Assume you have $n+1$ weights and you can weigh each integer between $1$ and $\frac{3^{k+1} -1}{2}$
Now we prove for $n = k+1$ so: $1$ to $\frac{3^{k+2}-1}{2}$ using the fact we can weigh $\frac{3^{k+1} -1}{2}$
However I am stuck from here, I am clueless on how to use the fact we now have a weight of $1,3,9,\dots,3^k,3^{k+1}$
This seems like a known question, but I could not find anything on the web!
Thank you!
You need to prove each such integer is of the form $\sum_{j=0}^na_j3^j$ with $a_j\in\{-1,\,0,\,1\}$. Equivalently, adding $\sum_j3^j=\frac{3^{n+1}-1}{2}$ to the integer, we wish to prove every integer from $\frac{3^{n+1}+1}{2}$ to $3^{n+1}-1$ is of the form $\sum_{j=0}^na_j3^j$ with $a_j\in\{0,\,1,\,2\}$. But that's trivial; just write it in base $3$.

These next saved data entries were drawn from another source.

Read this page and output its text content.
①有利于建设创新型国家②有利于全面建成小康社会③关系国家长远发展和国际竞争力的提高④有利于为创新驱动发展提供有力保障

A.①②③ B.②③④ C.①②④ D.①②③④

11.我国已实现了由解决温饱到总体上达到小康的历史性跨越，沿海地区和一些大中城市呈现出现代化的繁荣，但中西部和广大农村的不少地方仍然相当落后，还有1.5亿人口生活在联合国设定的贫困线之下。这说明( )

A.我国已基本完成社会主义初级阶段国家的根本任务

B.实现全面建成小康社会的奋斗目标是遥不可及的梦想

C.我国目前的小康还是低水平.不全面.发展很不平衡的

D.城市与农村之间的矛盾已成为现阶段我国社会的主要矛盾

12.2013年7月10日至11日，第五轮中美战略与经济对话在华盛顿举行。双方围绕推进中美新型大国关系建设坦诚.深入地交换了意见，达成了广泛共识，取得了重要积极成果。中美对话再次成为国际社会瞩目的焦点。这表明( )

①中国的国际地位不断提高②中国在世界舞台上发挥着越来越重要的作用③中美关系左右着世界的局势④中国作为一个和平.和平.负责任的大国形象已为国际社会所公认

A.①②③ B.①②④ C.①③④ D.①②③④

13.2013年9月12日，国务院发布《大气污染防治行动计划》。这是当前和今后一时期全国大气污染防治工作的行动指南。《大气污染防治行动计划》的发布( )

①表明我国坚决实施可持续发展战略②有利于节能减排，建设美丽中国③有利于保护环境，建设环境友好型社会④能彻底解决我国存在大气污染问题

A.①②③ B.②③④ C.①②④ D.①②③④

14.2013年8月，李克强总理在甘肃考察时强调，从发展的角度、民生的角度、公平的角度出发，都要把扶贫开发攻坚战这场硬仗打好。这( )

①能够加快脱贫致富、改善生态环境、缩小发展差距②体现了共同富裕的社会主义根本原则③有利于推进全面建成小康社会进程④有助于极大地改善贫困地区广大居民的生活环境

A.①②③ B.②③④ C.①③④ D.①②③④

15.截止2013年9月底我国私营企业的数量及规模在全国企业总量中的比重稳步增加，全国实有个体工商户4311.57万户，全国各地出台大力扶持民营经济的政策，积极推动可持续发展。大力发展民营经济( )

For an inductive variant, note the case $n=0$ is trivial, and to go from $n=k$ to $n=k+1$ write each integer from $0$ to $\frac{3^{k+2}-1}{2}$ as $3m+j$ with $-1\le j\le1,\,0\le m\le\frac{3^{k+1}-1}{2}$. By the inductive hypothesis, $m$ is of the form $\sum_{j=0}^ka_j3^j$, so $3m+j$ is of the same form but with the upper limit changed to $k+1$.